以下是我拥有的对象数组。每个日期都有多次对象。

"list": [
        {
            "dt": 1545760800,
            "dt_txt": "2018-12-25 18:00:00"
        },
        {
            "dt": 1545771600,
            "dt_txt": "2018-12-25 21:00:00"
        },
        {
            "dt": 1545782400,
            "dt_txt": "2018-12-26 00:00:00"
        },
        {
            "dt": 1545782400,
            "dt_txt": "2018-12-26 03:00:00"
        },
        {
            "dt": 1545782400,
            "dt_txt": "2018-12-26 04:00:00"
        }
       ]

如何过滤此对象数组,以使每个数据仅获得一个对象。 dt_txt

"list": [
        {
            "dt": 1545760800,
            "dt_txt": "2018-12-25 18:00:00"
        },
        {
            "dt": 1545782400,
            "dt_txt": "2018-12-26 00:00:00"
        }
       ]

如何获得?

2 个答案:

答案 0 :(得分:1)

您可以通过多种方式使用reduce

1]在accumulator数组中检查是否存在与dt_txt具有相同日期的对象。如果是,请跳过该项目,否则将其添加到accumulator

const list = [{"dt": 1545760800,"dt_txt": "2018-12-25 18:00:00"},{"dt": 1545771600,"dt_txt": "2018-12-25 21:00:00"},{"dt": 1545782400,"dt_txt": "2018-12-26 00:00:00"},{"dt": 1545782400,"dt_txt": "2018-12-26 03:00:00"},{"dt": 1545782400,"dt_txt": "2018-12-26 04:00:00"}]

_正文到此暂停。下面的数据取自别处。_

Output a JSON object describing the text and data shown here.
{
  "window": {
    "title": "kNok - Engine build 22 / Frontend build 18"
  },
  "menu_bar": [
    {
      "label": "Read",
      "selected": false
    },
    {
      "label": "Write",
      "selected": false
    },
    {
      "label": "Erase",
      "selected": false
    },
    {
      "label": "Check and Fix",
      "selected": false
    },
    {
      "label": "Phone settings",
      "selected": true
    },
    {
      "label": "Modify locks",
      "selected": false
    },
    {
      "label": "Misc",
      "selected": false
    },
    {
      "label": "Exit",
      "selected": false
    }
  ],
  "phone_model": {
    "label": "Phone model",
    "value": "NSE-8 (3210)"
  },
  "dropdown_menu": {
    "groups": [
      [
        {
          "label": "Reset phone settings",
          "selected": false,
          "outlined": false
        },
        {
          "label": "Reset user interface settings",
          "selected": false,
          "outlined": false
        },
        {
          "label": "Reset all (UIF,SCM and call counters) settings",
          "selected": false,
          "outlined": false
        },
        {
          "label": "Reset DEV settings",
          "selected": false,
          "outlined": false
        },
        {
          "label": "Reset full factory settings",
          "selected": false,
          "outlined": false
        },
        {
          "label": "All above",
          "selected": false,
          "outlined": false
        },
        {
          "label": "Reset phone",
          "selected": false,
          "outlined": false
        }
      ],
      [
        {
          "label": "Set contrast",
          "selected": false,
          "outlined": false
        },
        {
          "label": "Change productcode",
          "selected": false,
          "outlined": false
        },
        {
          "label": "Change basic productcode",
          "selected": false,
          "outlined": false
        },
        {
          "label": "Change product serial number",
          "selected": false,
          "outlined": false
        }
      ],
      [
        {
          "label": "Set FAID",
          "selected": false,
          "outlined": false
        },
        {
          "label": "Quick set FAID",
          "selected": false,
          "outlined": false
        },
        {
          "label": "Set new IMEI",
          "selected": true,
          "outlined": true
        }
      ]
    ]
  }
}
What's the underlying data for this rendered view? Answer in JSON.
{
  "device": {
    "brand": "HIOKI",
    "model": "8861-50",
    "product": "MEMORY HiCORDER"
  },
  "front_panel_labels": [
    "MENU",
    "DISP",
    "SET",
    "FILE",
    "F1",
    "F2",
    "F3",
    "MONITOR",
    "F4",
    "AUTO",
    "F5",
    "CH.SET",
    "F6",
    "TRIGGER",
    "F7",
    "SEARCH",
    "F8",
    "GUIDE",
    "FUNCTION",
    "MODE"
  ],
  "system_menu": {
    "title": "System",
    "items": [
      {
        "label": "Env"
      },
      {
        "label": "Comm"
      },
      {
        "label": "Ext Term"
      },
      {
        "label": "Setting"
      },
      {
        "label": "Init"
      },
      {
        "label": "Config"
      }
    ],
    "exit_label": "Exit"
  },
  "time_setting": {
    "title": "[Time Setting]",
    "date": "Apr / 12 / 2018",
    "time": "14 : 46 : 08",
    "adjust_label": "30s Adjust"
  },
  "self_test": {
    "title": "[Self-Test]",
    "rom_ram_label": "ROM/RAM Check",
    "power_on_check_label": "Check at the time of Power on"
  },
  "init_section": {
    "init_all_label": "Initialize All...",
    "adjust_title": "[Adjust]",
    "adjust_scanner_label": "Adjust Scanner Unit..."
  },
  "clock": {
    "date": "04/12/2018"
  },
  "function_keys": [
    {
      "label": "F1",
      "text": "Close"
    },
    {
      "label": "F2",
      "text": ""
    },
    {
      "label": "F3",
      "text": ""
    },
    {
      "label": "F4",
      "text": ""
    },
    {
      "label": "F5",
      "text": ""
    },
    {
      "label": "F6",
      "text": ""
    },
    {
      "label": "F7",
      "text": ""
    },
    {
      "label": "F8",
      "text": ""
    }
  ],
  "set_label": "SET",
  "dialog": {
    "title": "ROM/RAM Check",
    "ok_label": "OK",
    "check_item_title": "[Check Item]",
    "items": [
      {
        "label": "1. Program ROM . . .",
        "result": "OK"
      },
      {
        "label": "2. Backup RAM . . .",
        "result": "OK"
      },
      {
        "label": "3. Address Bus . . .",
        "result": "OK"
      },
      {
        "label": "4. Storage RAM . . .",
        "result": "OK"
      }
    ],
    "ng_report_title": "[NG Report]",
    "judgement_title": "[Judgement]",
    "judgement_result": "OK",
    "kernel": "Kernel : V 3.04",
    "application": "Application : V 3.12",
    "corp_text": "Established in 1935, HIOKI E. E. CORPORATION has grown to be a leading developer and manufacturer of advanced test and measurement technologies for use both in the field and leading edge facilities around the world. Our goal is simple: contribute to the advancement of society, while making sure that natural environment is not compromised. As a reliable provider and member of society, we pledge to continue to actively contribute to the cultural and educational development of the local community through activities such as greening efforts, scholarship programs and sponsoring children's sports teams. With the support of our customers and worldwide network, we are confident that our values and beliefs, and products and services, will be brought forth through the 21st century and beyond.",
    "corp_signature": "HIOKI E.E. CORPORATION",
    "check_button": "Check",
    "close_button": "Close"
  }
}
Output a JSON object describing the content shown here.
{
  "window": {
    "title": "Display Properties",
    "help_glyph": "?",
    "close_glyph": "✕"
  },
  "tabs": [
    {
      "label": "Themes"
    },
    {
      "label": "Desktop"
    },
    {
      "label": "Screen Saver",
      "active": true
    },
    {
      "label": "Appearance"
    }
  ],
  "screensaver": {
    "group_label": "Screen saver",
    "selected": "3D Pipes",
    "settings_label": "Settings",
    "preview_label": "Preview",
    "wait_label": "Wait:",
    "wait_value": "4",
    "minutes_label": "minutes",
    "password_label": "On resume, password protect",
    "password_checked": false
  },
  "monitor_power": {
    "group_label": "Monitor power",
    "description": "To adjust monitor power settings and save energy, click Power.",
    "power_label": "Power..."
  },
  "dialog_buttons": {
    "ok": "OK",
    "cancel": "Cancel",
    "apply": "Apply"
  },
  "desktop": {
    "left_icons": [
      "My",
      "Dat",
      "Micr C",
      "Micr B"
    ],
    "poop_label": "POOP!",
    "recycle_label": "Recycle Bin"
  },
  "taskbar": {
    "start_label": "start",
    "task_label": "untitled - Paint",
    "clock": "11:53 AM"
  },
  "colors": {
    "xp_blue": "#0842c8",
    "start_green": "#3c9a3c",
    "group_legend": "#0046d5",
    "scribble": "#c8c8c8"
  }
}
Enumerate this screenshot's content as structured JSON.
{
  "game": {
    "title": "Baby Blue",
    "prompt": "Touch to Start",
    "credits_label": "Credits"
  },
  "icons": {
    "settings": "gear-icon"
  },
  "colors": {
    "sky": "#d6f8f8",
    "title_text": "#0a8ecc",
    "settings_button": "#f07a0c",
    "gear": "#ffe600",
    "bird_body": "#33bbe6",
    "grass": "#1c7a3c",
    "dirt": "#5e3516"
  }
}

const filter1 = list.reduce((acc, i) => (
  acc.find(a => new Date(a.dt_txt).toDateString() === new Date(i.dt_txt).toDateString())
  ? '' 
  : acc.push(i), acc), 
[]);

console.log(filter1);

2]在第二种方法中,创建了一个单独的函数compareDates来比较日期并返回boolean。我正在使用toDateString()比较日期

const list = [{"dt": 1545760800,"dt_txt": "2018-12-25 18:00:00"},{"dt": 1545771600,"dt_txt": "2018-12-25 21:00:00"},{"dt": 1545782400,"dt_txt": "2018-12-26 00:00:00"},{"dt": 1545782400,"dt_txt": "2018-12-26 03:00:00"},{"dt": 1545782400,"dt_txt": "2018-12-26 04:00:00"}]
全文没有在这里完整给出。